Discrete-time quantum walks are powerful platforms for simulating quantum transport and information processing. Here we introduce a walker on a one-dimensional lattice whose motion is controlled by three entangled coins, each initialized with the Hadamard gate, aiming to maximize information flow. The walker moves only when all three coins yield the same outcome (HHH or TTT), thus coupling the 8-dimensional coin Hilbert space to the position degree of freedom. By analyzing fully separable, fully entangled (GHZ-type) and intermediate initial states, and using the von Neumann entropy of reduced subsystems, we compute the mutual information I(C;P;t) between coin and position. The results show that initial three-partite entanglement accelerates the growth of mutual information by up to 18% after ten steps (when compared to the lower of the two separable states), although it exhibits short-term non-monotonic dynamics due to quantum interference. For the first time, we introduce a tunable parameter α (amplitude of non-displacement states) and show that the GHZ state reaches a maximum of mutual information at αapprox 0.71 - a key finding for optimal control of information flow.
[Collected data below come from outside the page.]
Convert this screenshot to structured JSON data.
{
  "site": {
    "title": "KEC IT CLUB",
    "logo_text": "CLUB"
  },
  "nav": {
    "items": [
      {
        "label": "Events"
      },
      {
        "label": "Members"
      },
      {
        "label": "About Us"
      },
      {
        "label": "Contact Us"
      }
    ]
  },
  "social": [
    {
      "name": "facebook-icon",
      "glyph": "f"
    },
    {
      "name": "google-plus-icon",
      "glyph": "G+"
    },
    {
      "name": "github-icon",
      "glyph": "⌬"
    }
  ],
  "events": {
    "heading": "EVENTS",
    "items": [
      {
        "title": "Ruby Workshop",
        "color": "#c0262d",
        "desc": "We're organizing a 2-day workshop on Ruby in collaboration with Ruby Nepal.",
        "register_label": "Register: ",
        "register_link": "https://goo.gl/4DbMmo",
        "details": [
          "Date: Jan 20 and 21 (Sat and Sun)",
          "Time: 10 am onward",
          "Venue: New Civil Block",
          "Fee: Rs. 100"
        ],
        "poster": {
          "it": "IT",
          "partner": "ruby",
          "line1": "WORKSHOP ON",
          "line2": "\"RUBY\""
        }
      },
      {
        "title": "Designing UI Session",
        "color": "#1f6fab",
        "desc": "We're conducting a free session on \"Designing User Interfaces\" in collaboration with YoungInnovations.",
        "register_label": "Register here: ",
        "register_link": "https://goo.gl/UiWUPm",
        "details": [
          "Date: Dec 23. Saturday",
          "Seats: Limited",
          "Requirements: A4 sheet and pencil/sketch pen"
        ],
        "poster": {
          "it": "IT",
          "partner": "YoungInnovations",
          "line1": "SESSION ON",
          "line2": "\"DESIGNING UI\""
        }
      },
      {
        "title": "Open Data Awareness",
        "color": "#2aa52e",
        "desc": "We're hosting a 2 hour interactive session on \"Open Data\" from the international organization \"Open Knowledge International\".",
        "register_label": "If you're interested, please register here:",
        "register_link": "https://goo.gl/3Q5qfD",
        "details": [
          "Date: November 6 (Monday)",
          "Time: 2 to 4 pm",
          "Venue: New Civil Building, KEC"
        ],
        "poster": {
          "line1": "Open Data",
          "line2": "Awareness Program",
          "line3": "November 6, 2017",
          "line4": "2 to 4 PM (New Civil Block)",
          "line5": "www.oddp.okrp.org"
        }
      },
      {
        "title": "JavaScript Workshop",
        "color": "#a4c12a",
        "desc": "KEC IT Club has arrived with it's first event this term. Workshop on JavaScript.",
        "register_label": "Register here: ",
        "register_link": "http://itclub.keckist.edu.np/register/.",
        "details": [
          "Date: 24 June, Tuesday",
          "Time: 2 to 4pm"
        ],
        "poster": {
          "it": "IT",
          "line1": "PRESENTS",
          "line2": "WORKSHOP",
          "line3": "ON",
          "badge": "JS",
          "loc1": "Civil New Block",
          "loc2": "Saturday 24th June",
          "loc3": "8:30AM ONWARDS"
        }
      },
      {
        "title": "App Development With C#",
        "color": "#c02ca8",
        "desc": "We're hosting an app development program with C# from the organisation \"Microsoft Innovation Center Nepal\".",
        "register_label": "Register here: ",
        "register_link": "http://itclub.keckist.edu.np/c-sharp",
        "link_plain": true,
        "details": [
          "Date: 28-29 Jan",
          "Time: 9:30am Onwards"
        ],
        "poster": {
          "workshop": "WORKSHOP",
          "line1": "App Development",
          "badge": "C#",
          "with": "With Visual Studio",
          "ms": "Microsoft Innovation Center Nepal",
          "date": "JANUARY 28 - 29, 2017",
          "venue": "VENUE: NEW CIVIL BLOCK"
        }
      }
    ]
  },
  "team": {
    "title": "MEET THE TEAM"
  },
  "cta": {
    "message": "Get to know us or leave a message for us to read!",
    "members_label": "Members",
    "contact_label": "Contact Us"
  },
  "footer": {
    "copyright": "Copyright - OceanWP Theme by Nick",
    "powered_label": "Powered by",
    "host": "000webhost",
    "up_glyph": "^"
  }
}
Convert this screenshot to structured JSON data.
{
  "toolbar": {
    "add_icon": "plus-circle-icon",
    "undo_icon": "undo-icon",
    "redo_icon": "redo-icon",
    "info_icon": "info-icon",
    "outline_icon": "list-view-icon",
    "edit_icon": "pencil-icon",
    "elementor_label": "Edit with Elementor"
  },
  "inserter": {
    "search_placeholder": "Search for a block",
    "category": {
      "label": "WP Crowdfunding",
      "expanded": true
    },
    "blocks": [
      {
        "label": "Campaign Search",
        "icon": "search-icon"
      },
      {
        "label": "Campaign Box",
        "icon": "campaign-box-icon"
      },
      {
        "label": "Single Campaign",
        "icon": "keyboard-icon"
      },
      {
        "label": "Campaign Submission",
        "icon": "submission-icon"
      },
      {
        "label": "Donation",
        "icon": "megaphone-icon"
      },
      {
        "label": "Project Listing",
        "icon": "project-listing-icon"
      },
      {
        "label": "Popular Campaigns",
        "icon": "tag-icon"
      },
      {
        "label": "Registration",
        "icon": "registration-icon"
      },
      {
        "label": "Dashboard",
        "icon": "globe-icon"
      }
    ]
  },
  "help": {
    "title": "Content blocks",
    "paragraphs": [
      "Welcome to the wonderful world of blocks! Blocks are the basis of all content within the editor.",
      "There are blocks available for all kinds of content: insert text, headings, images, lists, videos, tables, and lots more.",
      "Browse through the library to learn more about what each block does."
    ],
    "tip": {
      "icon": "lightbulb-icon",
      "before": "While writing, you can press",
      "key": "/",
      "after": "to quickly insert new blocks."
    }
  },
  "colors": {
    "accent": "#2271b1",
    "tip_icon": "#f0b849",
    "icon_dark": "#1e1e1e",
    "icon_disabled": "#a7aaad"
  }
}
Finally, an integrated photonic implementation using polarization, spatial modes and time bins is proposed, where α can be tuned with nonlinear or electro-optic elements. A scalable numerical framework (Python code) for simulations up to t = 5 steps is provided. Our findings establish three-partite entanglement as a dynamical resource for maximizing information flow and spatial spreading, with direct applications in quantum state transfer, entanglement-assisted sensing and programmable photonic quantum processors.

Why This Paper Matters

  • This paper contributes to the Quantum Simulation research area in the Quantum Articles archive.
  • It adds a 2026 reference point for readers tracking recent quantum research.
  • Discrete-time quantum walks are powerful platforms for simulating quantum transport and information processing.